The Centre for Poverty Analysis (CEPA), in its 2009 annual report, noted that available data indicates poverty reduction in many parts of the country, but injustices continue to exist. “In 2009, poverty figures from the Household Income and Expenditure Survey (HIES) 2006/7 of the Department of Census and Statistics show a radical reduction in poverty in most parts of the country,” said the CEPA annual report.
The exception to this trend has been the Nuwara Eliya district, where the head count index of poverty has increased since 2002, and the estate sector, where a similar trend has been observed. The next Census in 2011 is expected to fill in gaps in the existing poverty data by including the north and east.
Meanwhile, Sri Lanka is also showing favourable progress in achieving the targets set as Millennium Development Goals (MDG), said the CEPA. However, the organisation noted that despite these wholesome indicators, injustices continue to exist.

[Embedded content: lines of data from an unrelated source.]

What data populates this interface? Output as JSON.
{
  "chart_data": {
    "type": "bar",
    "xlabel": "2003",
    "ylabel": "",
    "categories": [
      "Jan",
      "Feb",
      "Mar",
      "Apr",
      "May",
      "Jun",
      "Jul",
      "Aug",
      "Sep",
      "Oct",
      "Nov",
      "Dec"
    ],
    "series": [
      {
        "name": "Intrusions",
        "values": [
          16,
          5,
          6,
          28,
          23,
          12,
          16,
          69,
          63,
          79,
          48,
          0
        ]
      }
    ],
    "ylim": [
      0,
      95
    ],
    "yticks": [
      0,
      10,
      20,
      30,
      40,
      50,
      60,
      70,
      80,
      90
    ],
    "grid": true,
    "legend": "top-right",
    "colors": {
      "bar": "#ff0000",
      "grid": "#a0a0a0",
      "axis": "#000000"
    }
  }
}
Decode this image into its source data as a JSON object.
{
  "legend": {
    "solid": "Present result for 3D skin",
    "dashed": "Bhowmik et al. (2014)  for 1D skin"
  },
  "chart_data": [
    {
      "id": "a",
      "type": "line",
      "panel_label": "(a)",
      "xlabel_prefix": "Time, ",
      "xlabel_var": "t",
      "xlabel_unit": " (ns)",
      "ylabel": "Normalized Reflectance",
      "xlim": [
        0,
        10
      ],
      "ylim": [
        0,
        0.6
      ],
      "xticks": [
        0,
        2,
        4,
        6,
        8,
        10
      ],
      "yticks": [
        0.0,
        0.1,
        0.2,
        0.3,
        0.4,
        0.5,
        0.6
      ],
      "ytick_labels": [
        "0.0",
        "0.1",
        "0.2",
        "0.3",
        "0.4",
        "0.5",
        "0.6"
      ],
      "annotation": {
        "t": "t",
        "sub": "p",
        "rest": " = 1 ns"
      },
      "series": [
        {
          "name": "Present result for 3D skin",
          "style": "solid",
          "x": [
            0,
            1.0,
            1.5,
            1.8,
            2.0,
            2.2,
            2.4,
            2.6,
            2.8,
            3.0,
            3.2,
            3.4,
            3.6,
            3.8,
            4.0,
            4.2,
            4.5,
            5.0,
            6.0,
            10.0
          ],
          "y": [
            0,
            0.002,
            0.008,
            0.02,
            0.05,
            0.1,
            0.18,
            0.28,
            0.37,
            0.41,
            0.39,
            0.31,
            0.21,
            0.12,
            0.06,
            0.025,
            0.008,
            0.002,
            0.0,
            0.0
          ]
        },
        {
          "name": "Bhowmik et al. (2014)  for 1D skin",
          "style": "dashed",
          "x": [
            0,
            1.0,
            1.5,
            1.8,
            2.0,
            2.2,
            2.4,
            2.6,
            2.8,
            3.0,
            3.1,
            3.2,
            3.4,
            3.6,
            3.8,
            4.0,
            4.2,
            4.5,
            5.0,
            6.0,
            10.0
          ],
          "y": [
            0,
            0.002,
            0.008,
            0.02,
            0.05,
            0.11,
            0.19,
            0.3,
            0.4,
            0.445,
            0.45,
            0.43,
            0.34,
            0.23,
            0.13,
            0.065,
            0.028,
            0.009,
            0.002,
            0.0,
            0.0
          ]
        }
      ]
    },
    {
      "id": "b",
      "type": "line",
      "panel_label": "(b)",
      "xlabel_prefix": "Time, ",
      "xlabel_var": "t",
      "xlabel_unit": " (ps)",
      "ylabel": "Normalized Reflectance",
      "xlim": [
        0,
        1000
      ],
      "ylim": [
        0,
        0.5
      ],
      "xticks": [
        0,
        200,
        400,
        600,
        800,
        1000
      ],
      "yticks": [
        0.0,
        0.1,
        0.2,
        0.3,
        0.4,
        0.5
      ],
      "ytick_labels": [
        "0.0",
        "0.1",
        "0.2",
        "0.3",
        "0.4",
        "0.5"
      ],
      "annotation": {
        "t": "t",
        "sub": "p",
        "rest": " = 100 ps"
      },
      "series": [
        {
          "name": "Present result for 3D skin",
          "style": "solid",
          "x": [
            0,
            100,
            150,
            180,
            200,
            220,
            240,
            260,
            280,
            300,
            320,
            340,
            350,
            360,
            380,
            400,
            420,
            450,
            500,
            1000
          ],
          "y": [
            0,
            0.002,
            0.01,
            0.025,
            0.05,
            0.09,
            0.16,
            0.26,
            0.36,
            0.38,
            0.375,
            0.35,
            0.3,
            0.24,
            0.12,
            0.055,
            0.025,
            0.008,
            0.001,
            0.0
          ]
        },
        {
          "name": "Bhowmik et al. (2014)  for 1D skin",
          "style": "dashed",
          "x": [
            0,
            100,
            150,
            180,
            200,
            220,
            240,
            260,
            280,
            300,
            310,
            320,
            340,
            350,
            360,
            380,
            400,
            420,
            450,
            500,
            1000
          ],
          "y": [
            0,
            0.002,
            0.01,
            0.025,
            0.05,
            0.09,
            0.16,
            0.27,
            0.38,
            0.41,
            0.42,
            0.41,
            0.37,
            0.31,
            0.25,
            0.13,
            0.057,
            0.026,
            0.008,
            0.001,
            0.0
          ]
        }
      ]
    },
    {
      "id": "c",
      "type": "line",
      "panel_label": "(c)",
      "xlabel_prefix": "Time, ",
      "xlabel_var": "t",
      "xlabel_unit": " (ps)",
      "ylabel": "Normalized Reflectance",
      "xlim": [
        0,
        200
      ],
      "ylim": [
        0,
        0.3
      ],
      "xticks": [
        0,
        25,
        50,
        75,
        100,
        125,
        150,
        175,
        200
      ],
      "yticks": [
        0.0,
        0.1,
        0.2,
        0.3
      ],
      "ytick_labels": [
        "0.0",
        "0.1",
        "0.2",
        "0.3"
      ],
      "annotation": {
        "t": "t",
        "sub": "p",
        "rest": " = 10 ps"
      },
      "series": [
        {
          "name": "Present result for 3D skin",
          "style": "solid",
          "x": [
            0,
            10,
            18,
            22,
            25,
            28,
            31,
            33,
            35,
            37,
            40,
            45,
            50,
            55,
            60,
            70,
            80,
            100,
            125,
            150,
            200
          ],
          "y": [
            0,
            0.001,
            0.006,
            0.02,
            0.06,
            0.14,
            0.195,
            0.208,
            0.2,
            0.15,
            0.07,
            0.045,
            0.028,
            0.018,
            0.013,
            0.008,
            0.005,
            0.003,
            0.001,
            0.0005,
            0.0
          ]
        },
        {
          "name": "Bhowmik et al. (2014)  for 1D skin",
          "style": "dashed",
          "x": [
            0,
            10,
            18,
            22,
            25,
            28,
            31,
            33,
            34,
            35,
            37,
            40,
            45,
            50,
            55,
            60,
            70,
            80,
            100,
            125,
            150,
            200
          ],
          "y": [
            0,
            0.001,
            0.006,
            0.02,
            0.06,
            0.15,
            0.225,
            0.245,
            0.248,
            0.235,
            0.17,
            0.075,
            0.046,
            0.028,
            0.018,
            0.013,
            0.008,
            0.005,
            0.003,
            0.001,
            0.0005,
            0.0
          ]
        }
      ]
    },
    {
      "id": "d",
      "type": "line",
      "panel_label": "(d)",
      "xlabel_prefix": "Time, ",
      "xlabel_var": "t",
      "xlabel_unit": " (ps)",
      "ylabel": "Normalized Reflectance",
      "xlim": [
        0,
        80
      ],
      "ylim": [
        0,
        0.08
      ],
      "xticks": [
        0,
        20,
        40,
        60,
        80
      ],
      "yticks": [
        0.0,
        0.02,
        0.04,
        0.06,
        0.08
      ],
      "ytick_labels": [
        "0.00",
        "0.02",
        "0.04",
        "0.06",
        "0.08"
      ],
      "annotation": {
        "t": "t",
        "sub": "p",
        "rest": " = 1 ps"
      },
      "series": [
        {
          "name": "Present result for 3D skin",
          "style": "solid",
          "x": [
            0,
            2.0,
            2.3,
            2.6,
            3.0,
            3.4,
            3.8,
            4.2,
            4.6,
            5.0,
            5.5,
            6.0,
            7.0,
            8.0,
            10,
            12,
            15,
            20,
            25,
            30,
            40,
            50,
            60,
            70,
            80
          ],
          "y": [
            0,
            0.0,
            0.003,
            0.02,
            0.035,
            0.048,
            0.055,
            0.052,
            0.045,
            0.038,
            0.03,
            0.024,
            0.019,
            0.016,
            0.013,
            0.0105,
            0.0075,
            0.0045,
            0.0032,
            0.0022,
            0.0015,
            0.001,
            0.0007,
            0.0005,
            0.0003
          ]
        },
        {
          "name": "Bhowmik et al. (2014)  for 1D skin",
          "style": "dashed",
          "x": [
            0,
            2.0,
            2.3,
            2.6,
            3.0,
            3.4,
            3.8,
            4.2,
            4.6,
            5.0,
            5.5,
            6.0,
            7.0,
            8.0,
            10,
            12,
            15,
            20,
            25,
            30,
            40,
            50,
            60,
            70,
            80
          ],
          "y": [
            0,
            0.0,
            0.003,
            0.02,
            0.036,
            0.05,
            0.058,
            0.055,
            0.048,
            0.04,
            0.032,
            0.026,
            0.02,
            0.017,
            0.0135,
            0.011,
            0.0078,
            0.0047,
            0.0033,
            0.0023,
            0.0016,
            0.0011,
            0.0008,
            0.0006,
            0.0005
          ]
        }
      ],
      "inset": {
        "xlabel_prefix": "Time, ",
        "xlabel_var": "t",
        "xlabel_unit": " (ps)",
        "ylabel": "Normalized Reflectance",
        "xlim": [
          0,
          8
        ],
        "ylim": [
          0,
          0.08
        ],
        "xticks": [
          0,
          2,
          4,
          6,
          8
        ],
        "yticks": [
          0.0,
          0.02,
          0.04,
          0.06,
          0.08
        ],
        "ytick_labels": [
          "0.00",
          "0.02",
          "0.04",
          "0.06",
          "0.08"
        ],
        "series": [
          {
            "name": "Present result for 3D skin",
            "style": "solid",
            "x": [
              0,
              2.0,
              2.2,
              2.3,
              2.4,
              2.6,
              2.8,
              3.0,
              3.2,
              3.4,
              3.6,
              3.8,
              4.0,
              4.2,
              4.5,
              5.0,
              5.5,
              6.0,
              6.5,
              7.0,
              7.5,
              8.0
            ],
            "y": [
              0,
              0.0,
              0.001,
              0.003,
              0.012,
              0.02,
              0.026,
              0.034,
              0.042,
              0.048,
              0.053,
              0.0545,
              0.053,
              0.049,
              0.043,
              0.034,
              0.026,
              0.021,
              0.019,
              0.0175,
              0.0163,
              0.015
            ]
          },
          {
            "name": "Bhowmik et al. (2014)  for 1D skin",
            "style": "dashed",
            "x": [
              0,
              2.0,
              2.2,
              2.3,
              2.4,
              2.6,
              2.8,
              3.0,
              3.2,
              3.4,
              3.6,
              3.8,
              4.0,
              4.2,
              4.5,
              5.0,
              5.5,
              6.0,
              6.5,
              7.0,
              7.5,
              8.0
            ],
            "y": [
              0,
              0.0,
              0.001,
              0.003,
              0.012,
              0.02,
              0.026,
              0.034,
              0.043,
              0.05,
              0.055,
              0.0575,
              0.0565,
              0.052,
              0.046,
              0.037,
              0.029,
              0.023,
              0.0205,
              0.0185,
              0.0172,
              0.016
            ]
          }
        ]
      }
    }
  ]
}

“In our work, despite the changes in macro poverty indicators, the end of the war, and the positive progress towards the MDGs, we see that injustices continue to exist; that there are groups of people who have not been able to pull themselves out of poverty for a myriad of reasons and others who become impoverished as a result of actions (or inactions) of development actors,” said the CEPA.
The organisation says its work has highlighted issues of equity in service provision, and the importance of institutions in providing support to peoples’ efforts to move themselves out of poverty and to supporting the most vulnerable. The organisation has also begun to look at the environments in which poor people live and try to understand how changes in climate affect their potential to sustain their often fragile livelihoods.
The CEPA which is now 10 years old says it plans to introduce a new strategy for the future.
“We go into our second decade with a new strategy, working on five thematic areas of post conflict development, infrastructure, vulnerability, climate change and migration, and continuing our role as providers of well researched information to those colleagues in government, NGO or private sector that are working on the more practical aspects of ‘delivering’ development,” said CEPA.
CEPA has also been successful in receiving four years support from the International Development Research Centre (IDRC)’s Think Tank Initiative.